- Education: Masters Degree
- Alma mater: Stockholm School of Economics in Riga, University of Warwick & University of Virginia
- Occupation: Economist

= Elina Ribakova =

Latvian-born economist

Elina Ribakova is an economist with expertise in economic statecraft, sanctions, the Russian economy, and macro-financial matters. She is affiliated with Bruegel in Brussels, the Kyiv School of Economics in Kyiv, and the Peterson Institute for International Economics in Washington DC. She has been a senior adjunct fellow at the Center for a New American Security (2020–23) and a research fellow at the London School of Economics (2015–17).

==Education ==

Ribakova holds a BSc in Economics and Business from the Stockholm School of Economics in Riga, and an MSc in economics from the University of Warwick, where she was the sole recipient of the Shiv Nath Prize in her year, and an MSc in Data Science from the University of Virginia.

== Career ==
Since 2023, she has been Director of the International Affairs Program and Vice President for Foreign Policy at the Kyiv School of Economics, and a nonresident fellow at the Peterson Institute for International Economics and Bruegel.

Elina Ribakova is a prominent economist with over 25 years of experience in financial markets, specializing in economic statecraft, sanctions, and macro-financial issues. Her research delves into global markets and economic sovereignty, examining how economic policies intersect with geopolitical dynamics. Ribakova has contributed to discussions on the economic implications of sanctions, particularly in relation to the Russian economy, including by testifying to the US Congress.

From 2019 to 2023, she was the Deputy Chief Economist at the Institute of International Finance (IIF) in Washington DC. Ribakova was responsible for global macroeconomic and financial markets analysis for developed and emerging markets. She managed a team of economists.
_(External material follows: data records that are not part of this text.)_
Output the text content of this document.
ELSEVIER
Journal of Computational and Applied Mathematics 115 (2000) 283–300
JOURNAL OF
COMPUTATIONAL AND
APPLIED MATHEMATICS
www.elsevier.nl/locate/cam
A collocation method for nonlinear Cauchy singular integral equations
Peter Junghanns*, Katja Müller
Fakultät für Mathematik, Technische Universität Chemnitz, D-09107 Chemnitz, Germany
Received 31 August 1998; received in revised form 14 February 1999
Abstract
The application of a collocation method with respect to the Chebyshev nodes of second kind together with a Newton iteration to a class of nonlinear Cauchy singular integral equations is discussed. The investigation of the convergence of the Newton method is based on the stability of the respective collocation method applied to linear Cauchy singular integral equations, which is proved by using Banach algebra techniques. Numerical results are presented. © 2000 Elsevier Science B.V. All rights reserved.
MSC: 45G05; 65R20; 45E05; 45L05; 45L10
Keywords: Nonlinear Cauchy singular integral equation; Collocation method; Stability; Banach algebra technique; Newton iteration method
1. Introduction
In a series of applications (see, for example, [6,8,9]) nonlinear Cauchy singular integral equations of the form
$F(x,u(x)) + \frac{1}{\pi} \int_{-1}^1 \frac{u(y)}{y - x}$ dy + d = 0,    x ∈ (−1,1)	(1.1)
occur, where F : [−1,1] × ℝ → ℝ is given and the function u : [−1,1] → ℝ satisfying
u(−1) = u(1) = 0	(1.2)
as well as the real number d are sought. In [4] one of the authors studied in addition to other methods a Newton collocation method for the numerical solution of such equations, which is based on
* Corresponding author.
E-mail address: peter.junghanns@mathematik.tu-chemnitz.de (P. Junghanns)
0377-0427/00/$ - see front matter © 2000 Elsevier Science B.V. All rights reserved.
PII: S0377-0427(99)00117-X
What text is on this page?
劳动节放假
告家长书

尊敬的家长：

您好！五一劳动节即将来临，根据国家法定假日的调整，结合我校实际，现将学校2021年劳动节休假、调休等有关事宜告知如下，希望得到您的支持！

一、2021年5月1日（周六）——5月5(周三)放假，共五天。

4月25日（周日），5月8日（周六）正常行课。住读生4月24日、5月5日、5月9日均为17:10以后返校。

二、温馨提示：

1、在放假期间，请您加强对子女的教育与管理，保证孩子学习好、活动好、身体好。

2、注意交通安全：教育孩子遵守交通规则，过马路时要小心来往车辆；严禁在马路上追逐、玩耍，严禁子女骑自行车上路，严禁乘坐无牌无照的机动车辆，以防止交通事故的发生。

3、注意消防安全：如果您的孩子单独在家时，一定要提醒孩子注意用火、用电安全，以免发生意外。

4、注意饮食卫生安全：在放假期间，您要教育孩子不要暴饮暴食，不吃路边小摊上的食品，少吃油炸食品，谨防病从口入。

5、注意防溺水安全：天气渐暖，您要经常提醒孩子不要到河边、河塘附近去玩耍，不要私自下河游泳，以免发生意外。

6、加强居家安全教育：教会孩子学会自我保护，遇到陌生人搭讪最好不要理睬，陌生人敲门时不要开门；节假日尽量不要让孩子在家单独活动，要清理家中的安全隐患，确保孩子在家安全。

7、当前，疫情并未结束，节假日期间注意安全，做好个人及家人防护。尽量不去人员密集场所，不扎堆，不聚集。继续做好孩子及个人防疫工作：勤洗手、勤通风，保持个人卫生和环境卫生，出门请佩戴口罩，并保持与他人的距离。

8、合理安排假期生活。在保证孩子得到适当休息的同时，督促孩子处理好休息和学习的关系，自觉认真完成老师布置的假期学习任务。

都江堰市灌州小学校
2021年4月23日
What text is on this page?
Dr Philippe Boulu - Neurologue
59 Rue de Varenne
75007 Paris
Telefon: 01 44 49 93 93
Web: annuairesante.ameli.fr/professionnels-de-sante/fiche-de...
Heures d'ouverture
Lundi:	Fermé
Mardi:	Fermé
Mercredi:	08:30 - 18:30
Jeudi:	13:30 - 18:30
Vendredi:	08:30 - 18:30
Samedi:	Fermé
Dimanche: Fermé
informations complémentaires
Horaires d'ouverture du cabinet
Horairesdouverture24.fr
From 1999 to 2008, she worked at the International Monetary Fund, focusing on issues of financial stability, crisis resolution, fiscal policy in commodity-producing countries, and determinants of foreign direct investment (FDI). She then worked in financial sector firms including Citigroup (2008–2013), Avantium Investment Management (2013–2014), Amundi (2014–2015), and Deutsche Bank (2016–2018).

She was a visiting fellow at the Institute of Global Affairs (IGA) at the London School of Economics and Political Science (2015–2017), contributing to the Rethinking Global Finance and Global Migration initiatives, and at Bruegel from 2018. She has also been a Foreign Policy Interrupted Fellow, holder of a Chevening Scholarship, and Open Society Foundations alumna.

Ribakova is a seasoned public speaker. She has participated in and led multiple panels with leading academics, policymakers, and C-level executives. She frequently collaborates with CNN, BBC, Bloomberg, Reuters and Reuters TV, CNBC, and NPR. She is often quoted by and contributes op-eds to several global media, including the New York Times, Wall Street Journal., Financial Times, Washington Post, The Guardian, Le Monde, El Pais, and several other media outlets.